IPO – An Initial Public Offering is the Holy Grail of the modern business founder. Once a company achieves a desired scale, its founders and other owners will typically look to list the company’s shares on a public stock market through an IPO. They must first go through a tightly regulated and arduous process, but the rewards can be enormous for existing shareholders, including employees, who can sell their shares and convert wealth on paper into real money. Greensill Capital was targeting a multibillion-dollar IPO before its collapse in early 2021.
SCF – Supply Chain Finance, also known as Reverse Factoring, is a kind of banking service that promises to smooth payments between suppliers and buyers of goods. SCF has grown rapidly in recent years, grafting new technology onto centuries-old banking traditions. Typically, SCF sees suppliers of goods and services get paid very promptly, while allowing buyers to pay their bills later. The process is funded by a third party, such as a bank or other financial institution, which profits by taking a fee for their role. Greensill Capital became one of the biggest providers of SCF in just a few years.
SPV – A Special Purpose Vehicle is a type of company set up to undertake a very specific business activity. Their use is a legitimate and necessary part of the modern business world, but they can also add complexity and obfuscation to business transactions. Greensill Capital used several SPVs to process the assets it sold to investors.
SoftBank Vision Fund – The $100 billion Vision Fund, founded in 2017, was set up by SoftBank, a Japanese technology firm led by charismatic businessman Masayoshi Son.
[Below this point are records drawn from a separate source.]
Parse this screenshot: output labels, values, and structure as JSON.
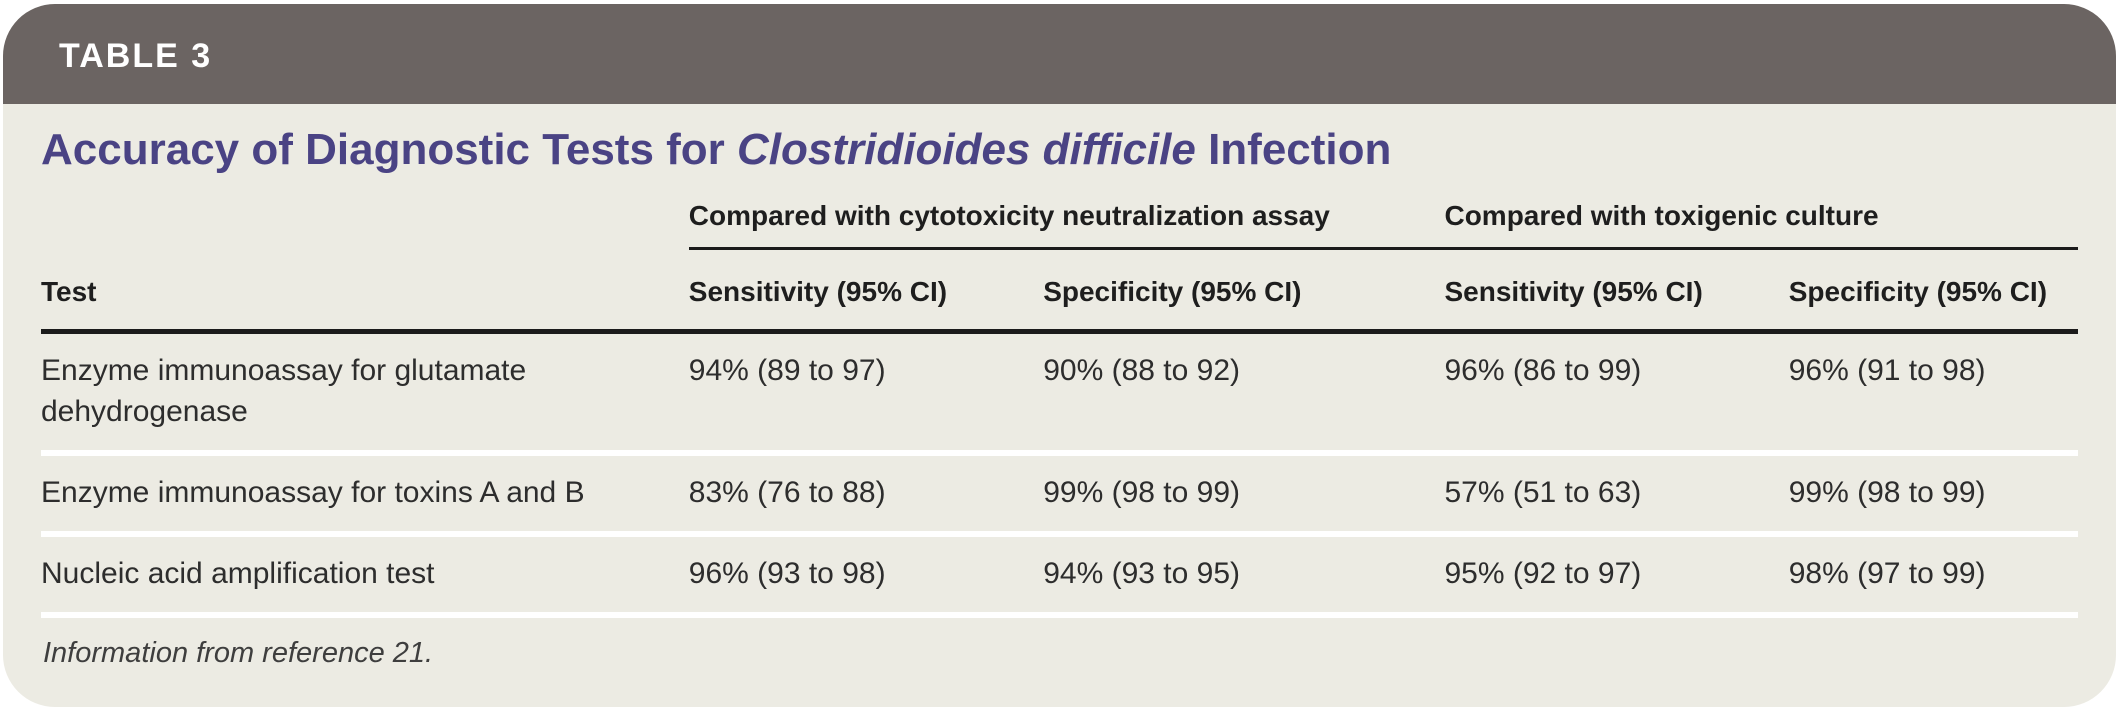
{
  "header": {
    "tag": "TABLE 3"
  },
  "title": {
    "prefix": "Accuracy of Diagnostic Tests for ",
    "italic": "Clostridioides difficile",
    "suffix": " Infection"
  },
  "table": {
    "group_headers": [
      "Compared with cytotoxicity neutralization assay",
      "Compared with toxigenic culture"
    ],
    "columns": [
      "Test",
      "Sensitivity (95% CI)",
      "Specificity (95% CI)",
      "Sensitivity (95% CI)",
      "Specificity (95% CI)"
    ],
    "rows": [
      {
        "test": "Enzyme immunoassay for glutamate dehydrogenase",
        "values": [
          "94% (89 to 97)",
          "90% (88 to 92)",
          "96% (86 to 99)",
          "96% (91 to 98)"
        ]
      },
      {
        "test": "Enzyme immunoassay for toxins A and B",
        "values": [
          "83% (76 to 88)",
          "99% (98 to 99)",
          "57% (51 to 63)",
          "99% (98 to 99)"
        ]
      },
      {
        "test": "Nucleic acid amplification test",
        "values": [
          "96% (93 to 98)",
          "94% (93 to 95)",
          "95% (92 to 97)",
          "98% (97 to 99)"
        ]
      }
    ],
    "footnote": "Information from reference 21."
  },
  "colors": {
    "header_bar": "#6B6462",
    "body_background": "#ECEBE3",
    "title_text": "#4A4384",
    "rule_dark": "#1B1B1B",
    "row_separator": "#FFFFFF"
  }
}
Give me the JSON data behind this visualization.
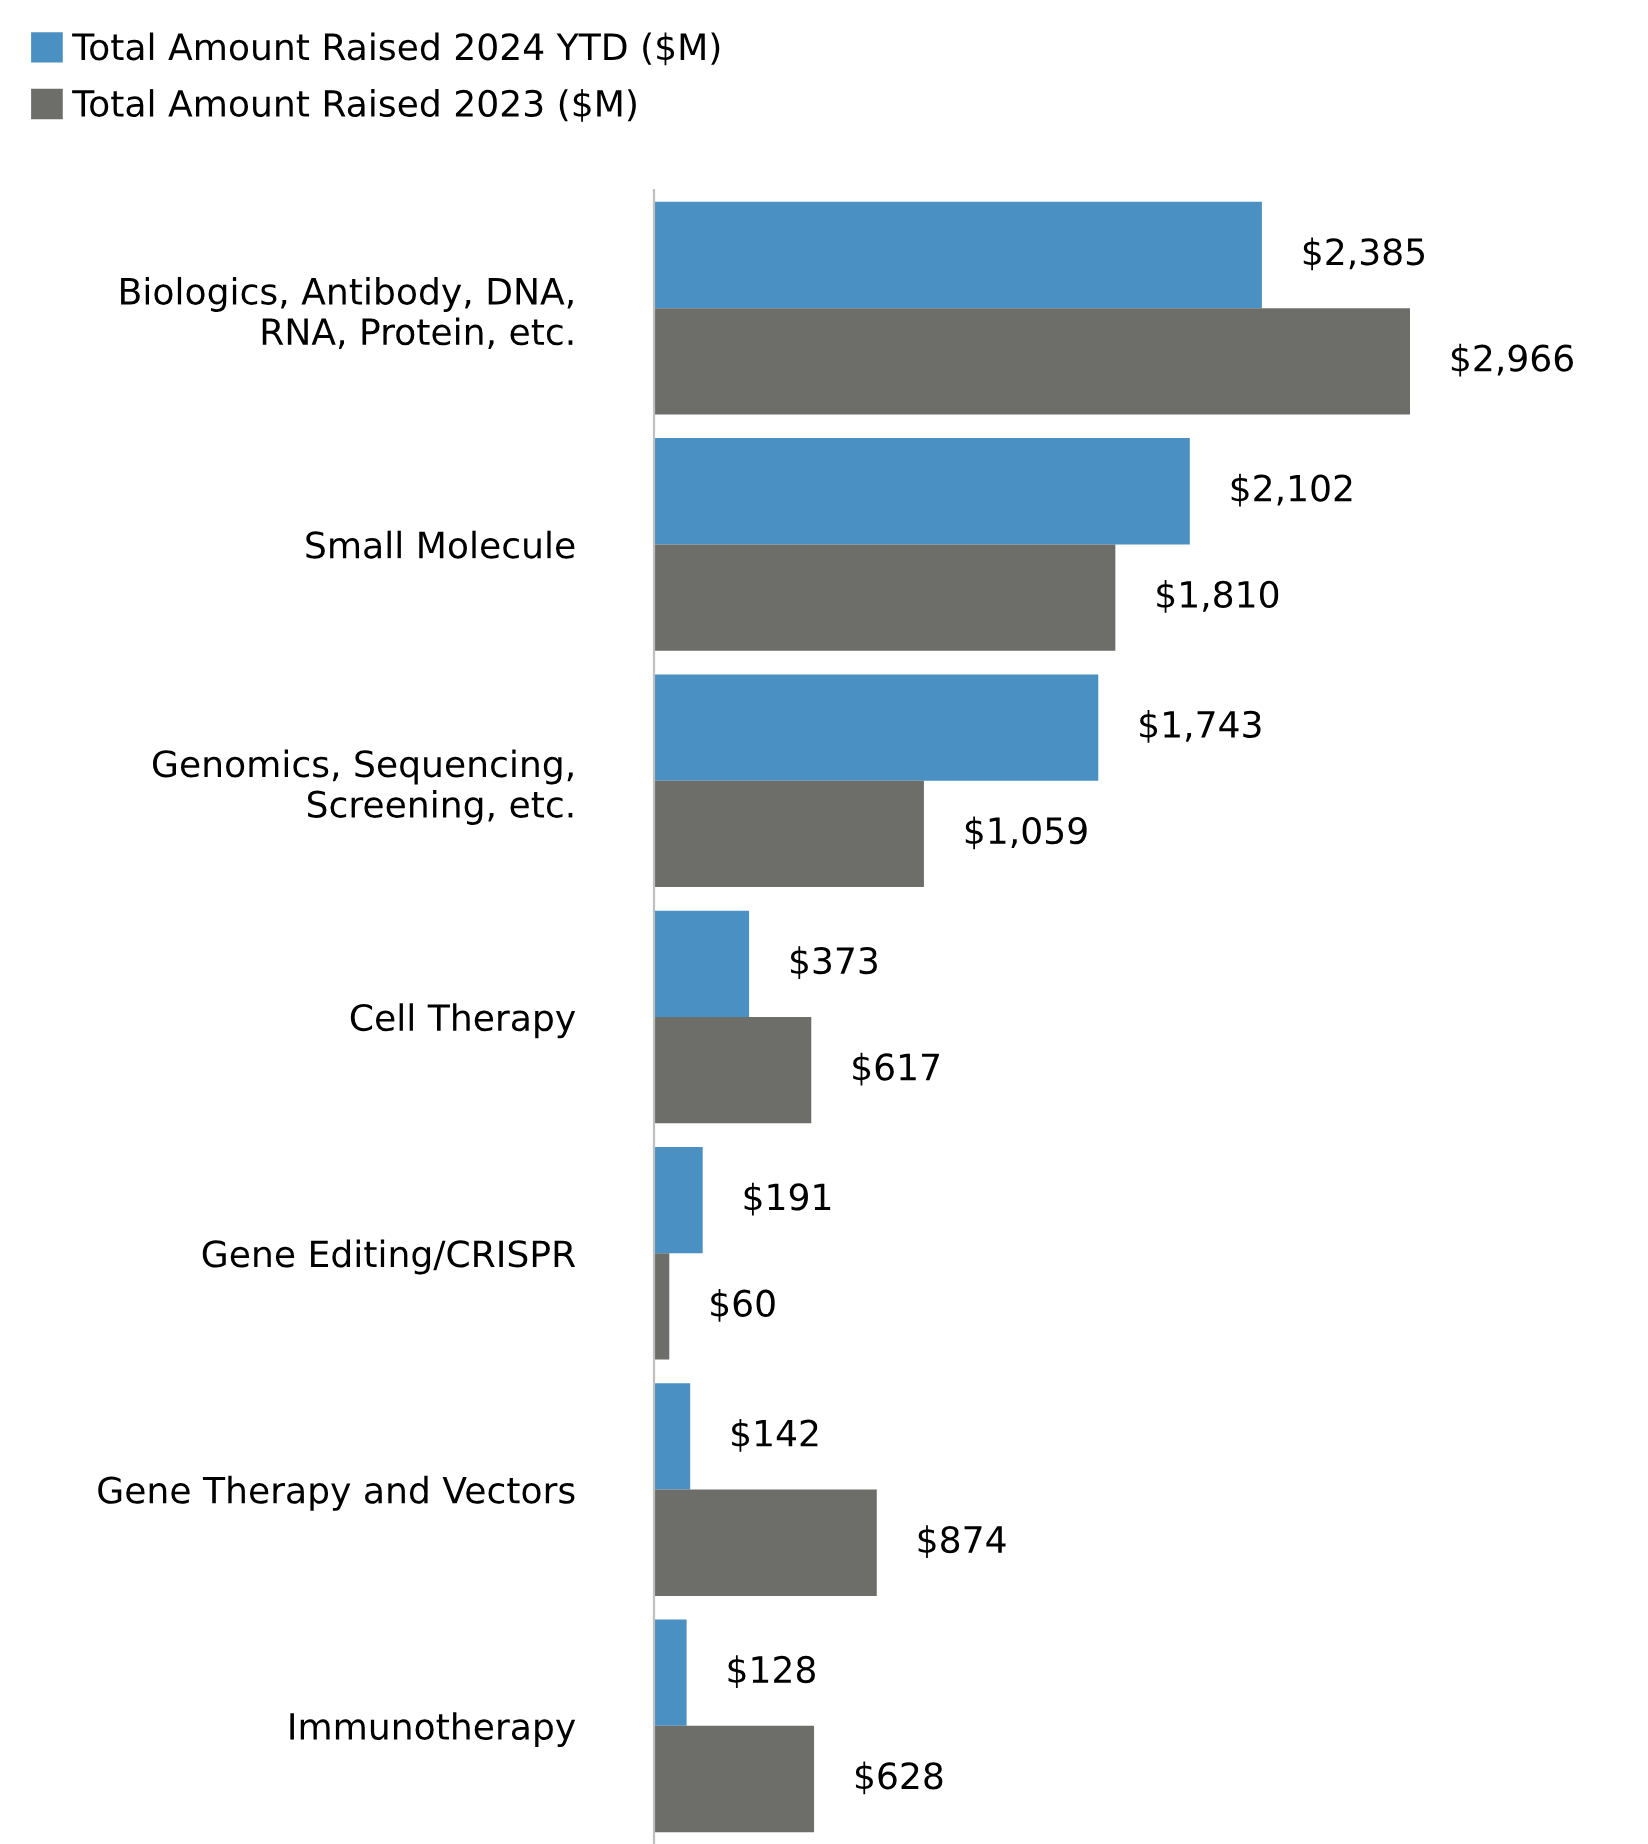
{
  "chart_data": {
    "type": "bar",
    "orientation": "horizontal",
    "legend": "top left",
    "categories": [
      "Biologics, Antibody, DNA,\nRNA, Protein, etc.",
      "Small Molecule",
      "Genomics, Sequencing,\nScreening, etc.",
      "Cell Therapy",
      "Gene Editing/CRISPR",
      "Gene Therapy and Vectors",
      "Immunotherapy"
    ],
    "series": [
      {
        "name": "Total Amount Raised 2024 YTD ($M)",
        "color": "#4a90c2",
        "values": [
          2385,
          2102,
          1743,
          373,
          191,
          142,
          128
        ],
        "value_labels": [
          "$2,385",
          "$2,102",
          "$1,743",
          "$373",
          "$191",
          "$142",
          "$128"
        ]
      },
      {
        "name": "Total Amount Raised 2023 ($M)",
        "color": "#6d6d69",
        "values": [
          2966,
          1810,
          1059,
          617,
          60,
          874,
          628
        ],
        "value_labels": [
          "$2,966",
          "$1,810",
          "$1,059",
          "$617",
          "$60",
          "$874",
          "$628"
        ]
      }
    ]
  }
}
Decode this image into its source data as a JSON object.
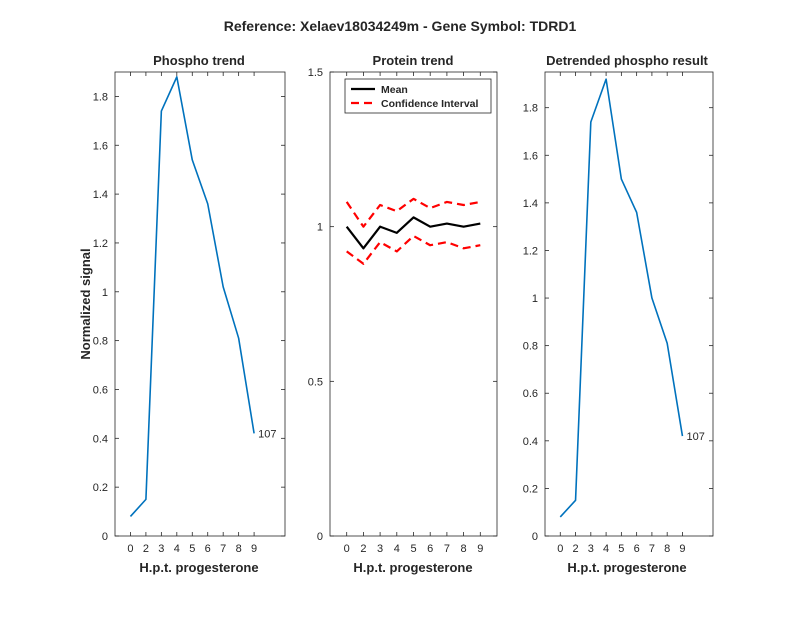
{
  "figure_title": "Reference:  Xelaev18034249m - Gene Symbol:  TDRD1",
  "chart_data": [
    {
      "type": "line",
      "title": "Phospho trend",
      "xlabel": "H.p.t. progesterone",
      "ylabel": "Normalized signal",
      "x_ticks": [
        "0",
        "2",
        "3",
        "4",
        "5",
        "6",
        "7",
        "8",
        "9"
      ],
      "y_ticks": [
        0,
        0.2,
        0.4,
        0.6,
        0.8,
        1,
        1.2,
        1.4,
        1.6,
        1.8
      ],
      "y_tick_labels": [
        "0",
        "0.2",
        "0.4",
        "0.6",
        "0.8",
        "1",
        "1.2",
        "1.4",
        "1.6",
        "1.8"
      ],
      "xlim": [
        -1,
        10
      ],
      "ylim": [
        0,
        1.9
      ],
      "series": [
        {
          "color": "#0072BD",
          "style": "solid",
          "x": [
            0,
            1,
            2,
            3,
            4,
            5,
            6,
            7,
            8
          ],
          "values": [
            0.08,
            0.15,
            1.74,
            1.88,
            1.54,
            1.36,
            1.02,
            0.81,
            0.42
          ]
        }
      ],
      "end_label": "107",
      "grid": false
    },
    {
      "type": "line",
      "title": "Protein trend",
      "xlabel": "H.p.t. progesterone",
      "ylabel": "",
      "x_ticks": [
        "0",
        "2",
        "3",
        "4",
        "5",
        "6",
        "7",
        "8",
        "9"
      ],
      "y_ticks": [
        0,
        0.5,
        1,
        1.5
      ],
      "y_tick_labels": [
        "0",
        "0.5",
        "1",
        "1.5"
      ],
      "xlim": [
        -1,
        9
      ],
      "ylim": [
        0,
        1.5
      ],
      "series": [
        {
          "name": "Mean",
          "color": "#000000",
          "style": "solid",
          "x": [
            0,
            1,
            2,
            3,
            4,
            5,
            6,
            7,
            8
          ],
          "values": [
            1.0,
            0.93,
            1.0,
            0.98,
            1.03,
            1.0,
            1.01,
            1.0,
            1.01
          ]
        },
        {
          "name": "Confidence Interval",
          "color": "#FF0000",
          "style": "dashed",
          "x": [
            0,
            1,
            2,
            3,
            4,
            5,
            6,
            7,
            8
          ],
          "values": [
            1.08,
            1.0,
            1.07,
            1.05,
            1.09,
            1.06,
            1.08,
            1.07,
            1.08
          ]
        },
        {
          "color": "#FF0000",
          "style": "dashed",
          "x": [
            0,
            1,
            2,
            3,
            4,
            5,
            6,
            7,
            8
          ],
          "values": [
            0.92,
            0.88,
            0.95,
            0.92,
            0.97,
            0.94,
            0.95,
            0.93,
            0.94
          ]
        }
      ],
      "legend": {
        "location": "top-right",
        "entries": [
          "Mean",
          "Confidence Interval"
        ]
      },
      "grid": false
    },
    {
      "type": "line",
      "title": "Detrended phospho result",
      "xlabel": "H.p.t. progesterone",
      "ylabel": "",
      "x_ticks": [
        "0",
        "2",
        "3",
        "4",
        "5",
        "6",
        "7",
        "8",
        "9"
      ],
      "y_ticks": [
        0,
        0.2,
        0.4,
        0.6,
        0.8,
        1,
        1.2,
        1.4,
        1.6,
        1.8
      ],
      "y_tick_labels": [
        "0",
        "0.2",
        "0.4",
        "0.6",
        "0.8",
        "1",
        "1.2",
        "1.4",
        "1.6",
        "1.8"
      ],
      "xlim": [
        -1,
        10
      ],
      "ylim": [
        0,
        1.95
      ],
      "series": [
        {
          "color": "#0072BD",
          "style": "solid",
          "x": [
            0,
            1,
            2,
            3,
            4,
            5,
            6,
            7,
            8
          ],
          "values": [
            0.08,
            0.15,
            1.74,
            1.92,
            1.5,
            1.36,
            1.0,
            0.81,
            0.42
          ]
        }
      ],
      "end_label": "107",
      "grid": false
    }
  ]
}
The fund, which is also backed by investors from the Middle East and Silicon Valley, is the biggest technology-focused investment fund in the world. It is based in the UK, and provided billions of dollars of backing to Greensill Capital.
TBCC – The Bond and Credit Company is a small Australian insurance firm specializing in trade credit insurance. TBCC was founded in 2013. In 2019, Insurance Australia Group sold its 50% stake in TBCC to Japan’s Tokio Marine. TBCC was by far the biggest provider of trade credit insurance to Greensill.
Trade credit insurance – Businesses take out trade credit insurance (TCI) to protect themselves against the possibility that their customers will default on payments that come due. Several major global companies provide trade credit insurance, charging premiums based on the likelihood of non-payment. Many of Greensill Capital’s supply chain finance loans were sold to investors on the basis that they were protected by trade credit insurance.